You Can Build Places to Belong Everywhere
The concept of a place to belong is not limited to Pride or even the LGBTQ+ community, though it is one of the starkest examples in my experience. People’s assumptions and how they act on them shape places, so any place can be made into one where more people are told they belong. All it takes is dropping some assumptions and tweaking some behaviors.
Specific to the LGBTQ+ community and eye banking, these changes can be small, but can have a big impact.
A simple one is putting your pronouns in your signature at work. Even if you are cisgender — meaning your gender identity corresponds with what society expects based on your biological sex — taking that action says you don’t assume your pronouns are so obvious as to be the default. It communicates you know there are other options and invites others to do the same.
Specifically in eye banking, when talking to a donor’s next of kin, don’t assume their relationship. If the next of kin and the donor appear to be the same sex and roughly the same age, for example, don’t assume they are siblings or cousins or friends. They might be spouses. If you don’t know, don’t assume.
Know that LGBTQ+ people frequently have found family or can be estranged from their legal next of kin due to the systemic homophobia and transphobia in the US. Also, our legally-protected right to marry is only 8 years old and has already been threatened on the federal level. So someone might be a committed spouse of decades, yet not actually be legally married. All this means identifying next of kin to discuss donation or finding the right person for the DRAI could be more complex. Be aware this dynamic might exist and don’t be surprised if or when you encounter it.

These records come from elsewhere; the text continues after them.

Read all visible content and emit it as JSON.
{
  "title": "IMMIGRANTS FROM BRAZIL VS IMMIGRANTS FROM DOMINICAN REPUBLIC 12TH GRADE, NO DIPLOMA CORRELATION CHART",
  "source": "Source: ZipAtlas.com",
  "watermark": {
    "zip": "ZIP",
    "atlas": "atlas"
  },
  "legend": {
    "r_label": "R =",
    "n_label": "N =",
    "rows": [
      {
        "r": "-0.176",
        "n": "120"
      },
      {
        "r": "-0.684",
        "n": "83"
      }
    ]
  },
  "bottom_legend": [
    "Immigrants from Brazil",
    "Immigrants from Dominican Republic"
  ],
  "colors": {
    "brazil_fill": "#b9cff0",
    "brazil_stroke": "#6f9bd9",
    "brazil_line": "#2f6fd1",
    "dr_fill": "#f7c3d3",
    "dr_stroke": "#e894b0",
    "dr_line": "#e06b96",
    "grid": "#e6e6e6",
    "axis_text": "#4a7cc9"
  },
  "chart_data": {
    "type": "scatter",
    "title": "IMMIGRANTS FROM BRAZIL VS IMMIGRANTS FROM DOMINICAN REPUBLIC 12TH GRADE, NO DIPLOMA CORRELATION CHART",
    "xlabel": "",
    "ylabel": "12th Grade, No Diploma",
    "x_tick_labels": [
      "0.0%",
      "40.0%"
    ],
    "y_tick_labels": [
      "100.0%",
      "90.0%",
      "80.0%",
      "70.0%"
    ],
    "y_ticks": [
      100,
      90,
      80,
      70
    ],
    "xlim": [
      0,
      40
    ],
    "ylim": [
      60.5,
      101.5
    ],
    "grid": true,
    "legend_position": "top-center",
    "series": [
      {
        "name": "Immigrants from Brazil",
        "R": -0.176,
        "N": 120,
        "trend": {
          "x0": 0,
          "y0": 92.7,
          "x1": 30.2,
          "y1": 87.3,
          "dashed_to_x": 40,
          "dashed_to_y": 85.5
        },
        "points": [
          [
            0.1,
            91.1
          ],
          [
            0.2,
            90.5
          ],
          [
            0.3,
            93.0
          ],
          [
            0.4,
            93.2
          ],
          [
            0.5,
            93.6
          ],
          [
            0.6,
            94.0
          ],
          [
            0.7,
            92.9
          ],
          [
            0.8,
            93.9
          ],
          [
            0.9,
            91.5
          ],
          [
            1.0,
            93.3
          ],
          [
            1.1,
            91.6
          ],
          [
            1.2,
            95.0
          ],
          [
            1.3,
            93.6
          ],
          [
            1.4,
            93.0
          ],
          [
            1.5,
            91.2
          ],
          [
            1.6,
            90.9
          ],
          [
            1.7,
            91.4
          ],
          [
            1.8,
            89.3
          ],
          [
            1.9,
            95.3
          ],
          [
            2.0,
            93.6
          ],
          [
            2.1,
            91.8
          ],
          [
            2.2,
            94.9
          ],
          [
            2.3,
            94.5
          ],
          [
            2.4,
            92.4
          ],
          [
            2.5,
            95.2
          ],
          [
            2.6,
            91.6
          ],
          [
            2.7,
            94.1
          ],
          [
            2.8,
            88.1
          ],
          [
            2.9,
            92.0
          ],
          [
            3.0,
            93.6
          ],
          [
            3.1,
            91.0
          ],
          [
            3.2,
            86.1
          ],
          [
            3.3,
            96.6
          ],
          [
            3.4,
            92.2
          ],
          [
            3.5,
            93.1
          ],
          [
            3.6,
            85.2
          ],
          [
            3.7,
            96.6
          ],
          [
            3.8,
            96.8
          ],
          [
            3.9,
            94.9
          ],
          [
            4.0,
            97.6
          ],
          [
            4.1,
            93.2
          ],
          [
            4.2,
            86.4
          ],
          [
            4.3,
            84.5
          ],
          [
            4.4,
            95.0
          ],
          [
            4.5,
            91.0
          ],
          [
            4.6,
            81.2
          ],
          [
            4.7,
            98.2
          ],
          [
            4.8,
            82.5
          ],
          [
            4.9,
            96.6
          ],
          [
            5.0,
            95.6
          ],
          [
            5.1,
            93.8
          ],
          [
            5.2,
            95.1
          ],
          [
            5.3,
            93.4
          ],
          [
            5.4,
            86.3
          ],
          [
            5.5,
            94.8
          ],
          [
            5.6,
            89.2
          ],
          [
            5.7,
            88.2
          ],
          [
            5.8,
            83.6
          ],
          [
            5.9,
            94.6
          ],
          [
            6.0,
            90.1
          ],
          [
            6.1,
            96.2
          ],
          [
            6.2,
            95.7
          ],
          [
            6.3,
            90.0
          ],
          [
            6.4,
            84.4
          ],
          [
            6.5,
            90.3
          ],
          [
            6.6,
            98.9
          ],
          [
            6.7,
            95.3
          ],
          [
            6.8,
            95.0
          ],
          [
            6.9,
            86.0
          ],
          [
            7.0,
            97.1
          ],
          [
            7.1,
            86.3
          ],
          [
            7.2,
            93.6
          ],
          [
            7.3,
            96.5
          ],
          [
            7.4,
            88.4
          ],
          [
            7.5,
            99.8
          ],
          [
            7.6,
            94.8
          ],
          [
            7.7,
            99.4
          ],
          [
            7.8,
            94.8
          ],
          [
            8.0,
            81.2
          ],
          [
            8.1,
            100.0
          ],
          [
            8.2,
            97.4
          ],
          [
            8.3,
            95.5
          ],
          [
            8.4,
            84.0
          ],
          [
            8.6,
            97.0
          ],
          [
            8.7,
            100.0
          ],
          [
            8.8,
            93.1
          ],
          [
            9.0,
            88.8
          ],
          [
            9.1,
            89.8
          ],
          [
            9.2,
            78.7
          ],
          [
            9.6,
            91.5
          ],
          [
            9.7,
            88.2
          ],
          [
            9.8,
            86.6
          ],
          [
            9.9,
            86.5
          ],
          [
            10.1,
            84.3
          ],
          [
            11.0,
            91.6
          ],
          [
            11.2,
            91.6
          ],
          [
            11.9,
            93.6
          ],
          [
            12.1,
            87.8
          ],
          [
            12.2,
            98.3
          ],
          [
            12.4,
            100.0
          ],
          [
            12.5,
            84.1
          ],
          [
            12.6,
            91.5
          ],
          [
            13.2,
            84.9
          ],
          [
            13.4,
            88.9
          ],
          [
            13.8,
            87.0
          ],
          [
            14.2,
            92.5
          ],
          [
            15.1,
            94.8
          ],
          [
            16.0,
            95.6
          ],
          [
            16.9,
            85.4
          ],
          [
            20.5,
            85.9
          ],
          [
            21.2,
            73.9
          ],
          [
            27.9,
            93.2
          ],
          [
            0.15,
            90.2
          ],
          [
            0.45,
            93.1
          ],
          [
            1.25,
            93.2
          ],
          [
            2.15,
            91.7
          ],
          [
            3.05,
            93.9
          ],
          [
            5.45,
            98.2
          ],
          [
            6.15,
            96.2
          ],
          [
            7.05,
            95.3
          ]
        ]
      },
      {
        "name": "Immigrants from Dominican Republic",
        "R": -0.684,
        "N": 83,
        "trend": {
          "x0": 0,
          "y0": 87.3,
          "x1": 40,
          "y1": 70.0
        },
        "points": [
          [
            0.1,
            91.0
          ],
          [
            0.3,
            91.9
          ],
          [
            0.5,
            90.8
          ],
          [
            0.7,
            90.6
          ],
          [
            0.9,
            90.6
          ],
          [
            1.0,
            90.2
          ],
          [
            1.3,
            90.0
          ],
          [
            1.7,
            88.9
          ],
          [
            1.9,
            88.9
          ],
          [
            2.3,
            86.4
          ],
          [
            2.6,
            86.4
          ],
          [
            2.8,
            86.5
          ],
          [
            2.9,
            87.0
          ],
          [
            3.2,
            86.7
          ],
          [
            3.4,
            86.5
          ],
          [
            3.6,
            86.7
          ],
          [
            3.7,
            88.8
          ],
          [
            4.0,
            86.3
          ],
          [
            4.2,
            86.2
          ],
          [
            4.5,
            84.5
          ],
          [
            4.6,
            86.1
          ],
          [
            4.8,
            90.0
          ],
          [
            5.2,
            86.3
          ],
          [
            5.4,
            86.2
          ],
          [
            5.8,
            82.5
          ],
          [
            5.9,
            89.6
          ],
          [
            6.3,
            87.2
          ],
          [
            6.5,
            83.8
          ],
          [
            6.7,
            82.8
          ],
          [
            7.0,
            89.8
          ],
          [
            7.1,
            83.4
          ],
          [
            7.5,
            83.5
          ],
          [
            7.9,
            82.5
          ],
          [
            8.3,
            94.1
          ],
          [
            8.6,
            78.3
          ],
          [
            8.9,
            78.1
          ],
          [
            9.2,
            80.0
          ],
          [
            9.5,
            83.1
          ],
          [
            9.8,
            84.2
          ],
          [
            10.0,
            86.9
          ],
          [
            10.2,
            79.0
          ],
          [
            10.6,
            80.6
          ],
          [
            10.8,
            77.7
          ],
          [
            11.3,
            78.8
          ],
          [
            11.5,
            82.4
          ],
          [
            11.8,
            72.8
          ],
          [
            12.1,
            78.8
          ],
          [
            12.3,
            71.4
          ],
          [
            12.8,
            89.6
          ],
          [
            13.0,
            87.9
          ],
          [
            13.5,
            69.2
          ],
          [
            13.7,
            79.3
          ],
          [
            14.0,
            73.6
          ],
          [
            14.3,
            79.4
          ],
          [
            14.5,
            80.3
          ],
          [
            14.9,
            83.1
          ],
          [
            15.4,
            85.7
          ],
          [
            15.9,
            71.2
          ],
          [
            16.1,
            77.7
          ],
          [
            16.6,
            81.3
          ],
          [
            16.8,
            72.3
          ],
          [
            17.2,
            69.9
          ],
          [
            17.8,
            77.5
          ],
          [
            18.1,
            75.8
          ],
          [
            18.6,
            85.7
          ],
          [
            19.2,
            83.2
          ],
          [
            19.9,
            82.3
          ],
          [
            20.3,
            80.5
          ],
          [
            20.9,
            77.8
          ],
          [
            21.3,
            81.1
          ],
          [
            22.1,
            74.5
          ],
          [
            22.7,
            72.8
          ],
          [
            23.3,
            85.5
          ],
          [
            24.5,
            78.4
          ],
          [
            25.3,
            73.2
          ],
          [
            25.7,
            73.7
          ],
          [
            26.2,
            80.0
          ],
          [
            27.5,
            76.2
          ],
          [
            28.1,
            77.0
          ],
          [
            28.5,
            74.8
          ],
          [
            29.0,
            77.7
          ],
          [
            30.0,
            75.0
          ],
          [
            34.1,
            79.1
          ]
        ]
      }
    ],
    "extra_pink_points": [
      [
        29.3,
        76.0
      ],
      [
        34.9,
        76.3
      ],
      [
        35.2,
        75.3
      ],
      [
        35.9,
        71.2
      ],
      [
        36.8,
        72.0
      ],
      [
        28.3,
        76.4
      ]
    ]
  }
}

Also be aware that the rules governing eye banking contain systemic homophobia (read about it here in Dylan’s excellent post). As a result, you may have to inform the family of a potential donor they can’t donate after all. Or you might have to tell someone the potentially sight-saving corneas recovered from their loved one can’t be used for transplant. You might find yourself the bearer of news that might increase grief or take away a source of comfort because of systemic homophobia outside your control. That will hurt; either you, them, or both. Be prepared for that, and for the anger or sadness or hurt that family member might direct at you.

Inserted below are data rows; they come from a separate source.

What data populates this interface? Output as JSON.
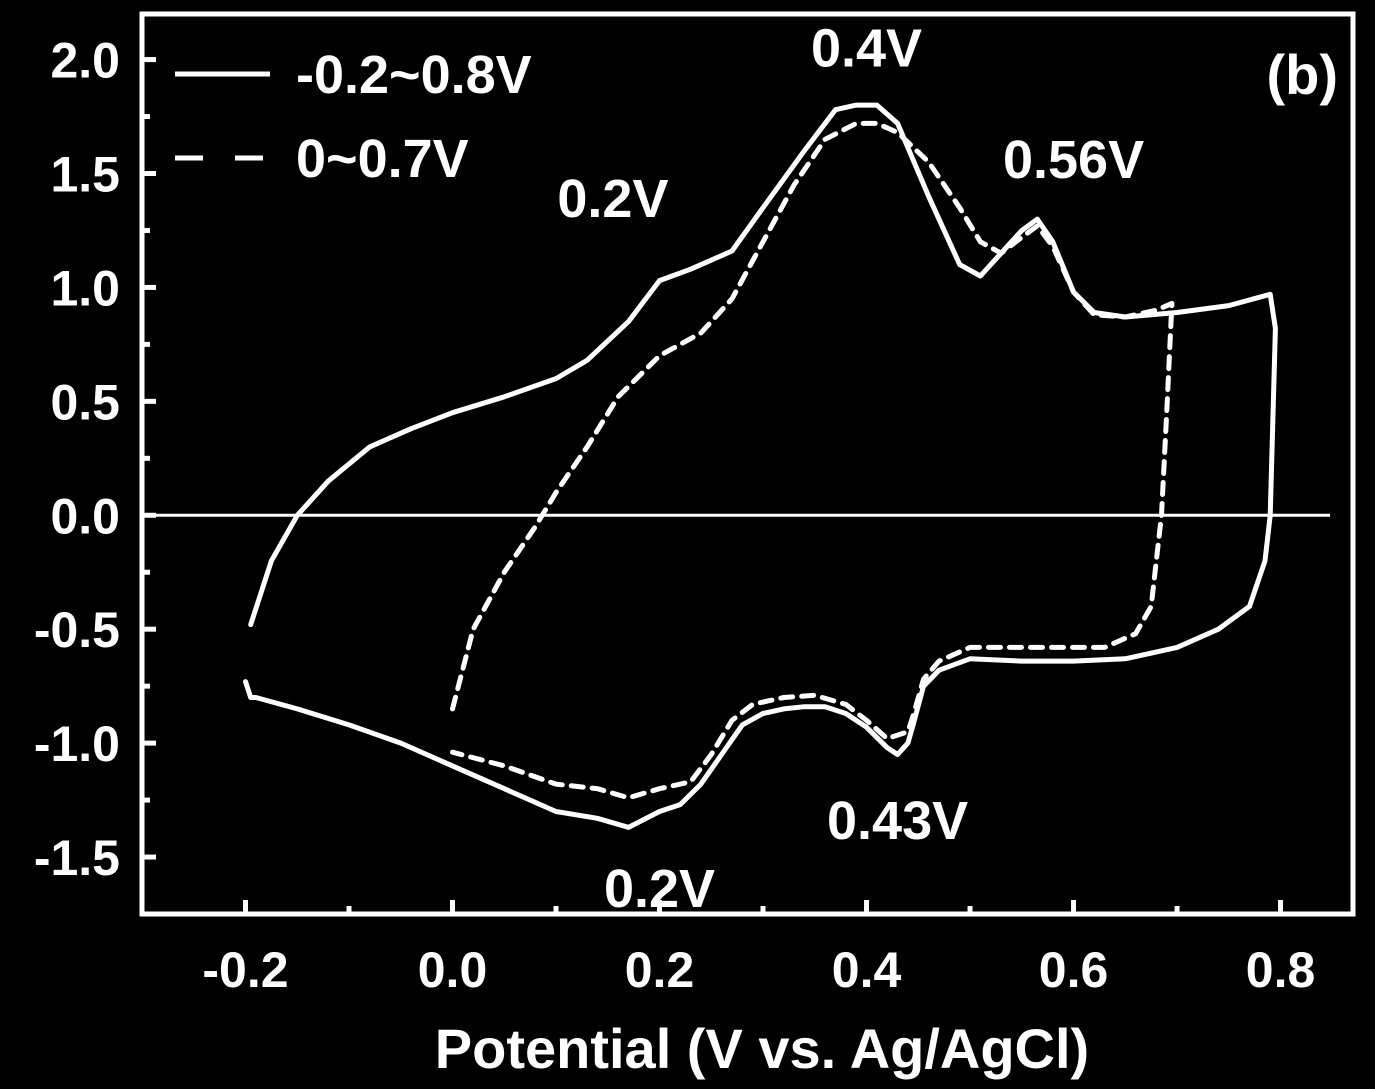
{
  "chart_data": {
    "type": "line",
    "panel_label": "(b)",
    "xlabel": "Potential (V vs. Ag/AgCl)",
    "ylabel": "",
    "xlim": [
      -0.3,
      0.87
    ],
    "ylim": [
      -1.75,
      2.2
    ],
    "x_ticks": [
      "-0.2",
      "0.0",
      "0.2",
      "0.4",
      "0.6",
      "0.8"
    ],
    "x_tick_values": [
      -0.2,
      0.0,
      0.2,
      0.4,
      0.6,
      0.8
    ],
    "y_ticks": [
      "2.0",
      "1.5",
      "1.0",
      "0.5",
      "0.0",
      "-0.5",
      "-1.0",
      "-1.5"
    ],
    "y_tick_values": [
      2.0,
      1.5,
      1.0,
      0.5,
      0.0,
      -0.5,
      -1.0,
      -1.5
    ],
    "zero_line": true,
    "grid": false,
    "legend_position": "top-left",
    "series": [
      {
        "name": "-0.2~0.8V",
        "style": "solid",
        "x": [
          -0.195,
          -0.175,
          -0.15,
          -0.12,
          -0.08,
          -0.04,
          0.0,
          0.05,
          0.1,
          0.13,
          0.17,
          0.2,
          0.23,
          0.27,
          0.3,
          0.34,
          0.37,
          0.39,
          0.41,
          0.43,
          0.46,
          0.49,
          0.51,
          0.53,
          0.55,
          0.565,
          0.58,
          0.6,
          0.62,
          0.65,
          0.7,
          0.75,
          0.79,
          0.795,
          0.79,
          0.785,
          0.77,
          0.74,
          0.7,
          0.65,
          0.6,
          0.55,
          0.5,
          0.47,
          0.455,
          0.445,
          0.44,
          0.43,
          0.42,
          0.4,
          0.38,
          0.36,
          0.34,
          0.32,
          0.3,
          0.28,
          0.26,
          0.24,
          0.22,
          0.2,
          0.17,
          0.14,
          0.1,
          0.05,
          0.0,
          -0.05,
          -0.1,
          -0.15,
          -0.19,
          -0.195,
          -0.2
        ],
        "y": [
          -0.48,
          -0.2,
          0.0,
          0.15,
          0.3,
          0.38,
          0.45,
          0.52,
          0.6,
          0.68,
          0.85,
          1.03,
          1.08,
          1.16,
          1.35,
          1.6,
          1.78,
          1.8,
          1.8,
          1.72,
          1.4,
          1.1,
          1.05,
          1.15,
          1.25,
          1.3,
          1.2,
          0.98,
          0.89,
          0.87,
          0.89,
          0.92,
          0.97,
          0.82,
          0.0,
          -0.2,
          -0.4,
          -0.5,
          -0.58,
          -0.63,
          -0.64,
          -0.64,
          -0.63,
          -0.68,
          -0.75,
          -0.92,
          -1.0,
          -1.05,
          -1.02,
          -0.93,
          -0.87,
          -0.84,
          -0.84,
          -0.85,
          -0.87,
          -0.92,
          -1.05,
          -1.18,
          -1.27,
          -1.3,
          -1.37,
          -1.33,
          -1.3,
          -1.2,
          -1.1,
          -1.0,
          -0.92,
          -0.85,
          -0.8,
          -0.8,
          -0.73
        ]
      },
      {
        "name": "0~0.7V",
        "style": "dashed",
        "x": [
          0.0,
          0.02,
          0.05,
          0.08,
          0.1,
          0.13,
          0.16,
          0.2,
          0.24,
          0.27,
          0.3,
          0.33,
          0.36,
          0.39,
          0.41,
          0.43,
          0.46,
          0.49,
          0.51,
          0.53,
          0.55,
          0.565,
          0.58,
          0.6,
          0.62,
          0.65,
          0.68,
          0.695,
          0.69,
          0.685,
          0.68,
          0.675,
          0.66,
          0.63,
          0.6,
          0.55,
          0.5,
          0.47,
          0.455,
          0.445,
          0.44,
          0.42,
          0.4,
          0.38,
          0.35,
          0.32,
          0.29,
          0.27,
          0.25,
          0.23,
          0.2,
          0.17,
          0.14,
          0.1,
          0.05,
          0.0
        ],
        "y": [
          -0.85,
          -0.5,
          -0.25,
          -0.05,
          0.1,
          0.3,
          0.52,
          0.7,
          0.8,
          0.95,
          1.2,
          1.45,
          1.65,
          1.72,
          1.72,
          1.68,
          1.55,
          1.35,
          1.2,
          1.15,
          1.22,
          1.27,
          1.18,
          0.98,
          0.88,
          0.87,
          0.9,
          0.93,
          0.45,
          0.0,
          -0.2,
          -0.4,
          -0.52,
          -0.58,
          -0.58,
          -0.58,
          -0.58,
          -0.64,
          -0.72,
          -0.88,
          -0.95,
          -0.98,
          -0.9,
          -0.83,
          -0.79,
          -0.8,
          -0.83,
          -0.9,
          -1.05,
          -1.17,
          -1.2,
          -1.24,
          -1.2,
          -1.18,
          -1.1,
          -1.04
        ]
      }
    ],
    "annotations": [
      {
        "text": "0.4V",
        "x": 0.4,
        "y": 1.97
      },
      {
        "text": "0.2V",
        "x": 0.155,
        "y": 1.31
      },
      {
        "text": "0.56V",
        "x": 0.6,
        "y": 1.48
      },
      {
        "text": "0.43V",
        "x": 0.43,
        "y": -1.42
      },
      {
        "text": "0.2V",
        "x": 0.2,
        "y": -1.72
      }
    ]
  }
}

On this last point, however, there are some tangible actions you can take to change the system we work in:
- Contact your elected officials — Contact your congress people (both on the federal and state level) and let them know that you disagree with the homophobic exclusion in the FDA’s cornea donation rules. Your elected officials likely don’t even know about it, and they can’t advocate for something they don’t know is an issue. When contacting them, try to call if you can. Making that human connection is so important as we all know from working in donation. Even if you only reach a staffer or intern, talking to someone directly has the most memorable impact.

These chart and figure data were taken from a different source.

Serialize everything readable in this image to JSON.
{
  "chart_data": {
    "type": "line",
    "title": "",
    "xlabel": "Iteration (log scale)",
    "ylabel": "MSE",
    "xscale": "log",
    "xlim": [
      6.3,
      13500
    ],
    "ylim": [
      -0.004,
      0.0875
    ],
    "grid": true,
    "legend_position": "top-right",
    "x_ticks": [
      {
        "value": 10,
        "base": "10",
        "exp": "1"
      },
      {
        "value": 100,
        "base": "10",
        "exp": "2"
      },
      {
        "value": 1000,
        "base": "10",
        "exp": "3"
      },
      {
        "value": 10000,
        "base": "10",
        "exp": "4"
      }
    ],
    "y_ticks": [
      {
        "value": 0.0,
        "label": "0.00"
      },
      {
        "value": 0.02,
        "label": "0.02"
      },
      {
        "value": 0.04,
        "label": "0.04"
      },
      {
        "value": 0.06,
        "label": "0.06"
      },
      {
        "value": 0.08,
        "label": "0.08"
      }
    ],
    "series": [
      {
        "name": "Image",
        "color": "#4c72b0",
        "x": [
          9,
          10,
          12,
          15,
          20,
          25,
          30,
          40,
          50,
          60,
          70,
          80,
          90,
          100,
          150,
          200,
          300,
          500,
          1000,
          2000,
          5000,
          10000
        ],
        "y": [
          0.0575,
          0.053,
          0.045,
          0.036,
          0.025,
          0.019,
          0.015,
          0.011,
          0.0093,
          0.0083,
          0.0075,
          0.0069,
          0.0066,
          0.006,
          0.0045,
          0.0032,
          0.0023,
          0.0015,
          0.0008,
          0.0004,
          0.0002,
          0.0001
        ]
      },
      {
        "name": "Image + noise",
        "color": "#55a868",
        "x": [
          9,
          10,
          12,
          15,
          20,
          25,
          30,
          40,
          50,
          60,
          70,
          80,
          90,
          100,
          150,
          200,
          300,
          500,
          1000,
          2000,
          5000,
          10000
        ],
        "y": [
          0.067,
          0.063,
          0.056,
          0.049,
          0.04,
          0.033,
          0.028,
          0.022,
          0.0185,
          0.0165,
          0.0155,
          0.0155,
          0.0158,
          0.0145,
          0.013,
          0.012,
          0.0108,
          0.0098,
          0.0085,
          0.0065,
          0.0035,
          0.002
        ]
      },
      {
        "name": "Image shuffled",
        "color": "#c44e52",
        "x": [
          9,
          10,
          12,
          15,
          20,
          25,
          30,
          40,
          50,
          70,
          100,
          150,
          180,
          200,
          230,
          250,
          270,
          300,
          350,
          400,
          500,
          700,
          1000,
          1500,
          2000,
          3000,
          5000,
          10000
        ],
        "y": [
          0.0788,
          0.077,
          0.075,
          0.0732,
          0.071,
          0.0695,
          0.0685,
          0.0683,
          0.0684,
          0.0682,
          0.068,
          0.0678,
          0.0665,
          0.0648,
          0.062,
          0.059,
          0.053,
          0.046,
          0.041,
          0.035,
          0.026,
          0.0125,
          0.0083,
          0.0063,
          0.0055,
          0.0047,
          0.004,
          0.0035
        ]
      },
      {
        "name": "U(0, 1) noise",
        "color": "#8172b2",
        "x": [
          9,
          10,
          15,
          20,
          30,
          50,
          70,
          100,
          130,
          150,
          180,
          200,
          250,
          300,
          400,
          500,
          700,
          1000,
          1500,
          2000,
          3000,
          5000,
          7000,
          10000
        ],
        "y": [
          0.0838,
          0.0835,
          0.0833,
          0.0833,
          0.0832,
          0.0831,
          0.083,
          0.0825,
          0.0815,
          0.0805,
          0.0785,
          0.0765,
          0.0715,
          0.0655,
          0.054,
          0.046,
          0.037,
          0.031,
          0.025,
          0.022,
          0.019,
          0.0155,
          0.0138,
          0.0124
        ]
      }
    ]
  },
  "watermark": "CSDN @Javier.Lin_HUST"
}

- Get to know Regulations.gov — This is a sort of clearinghouse where the public can comment on proposed rules or regulatory changes. Think of it as the “call your elected officials” strategy, but for the country’s regulatory bodies like the FDA. When or if removing the 5-year prohibition on corneal donations from gay and bisexual men is proposed, it will appear there for public comment.
- Keep in touch with EBAA — EBAA has long supported removing the homophobic rule governing corneal transplant and will doubtless keep us up to date on efforts to do so.
You have the power to help make eye banking a place where more people can belong. Beyond your workplace, if you try to drop your assumptions and change your behavior, you can help shape more places into ones where more people belong wherever you find yourself. And creating more places like that is something in which we can all take pride.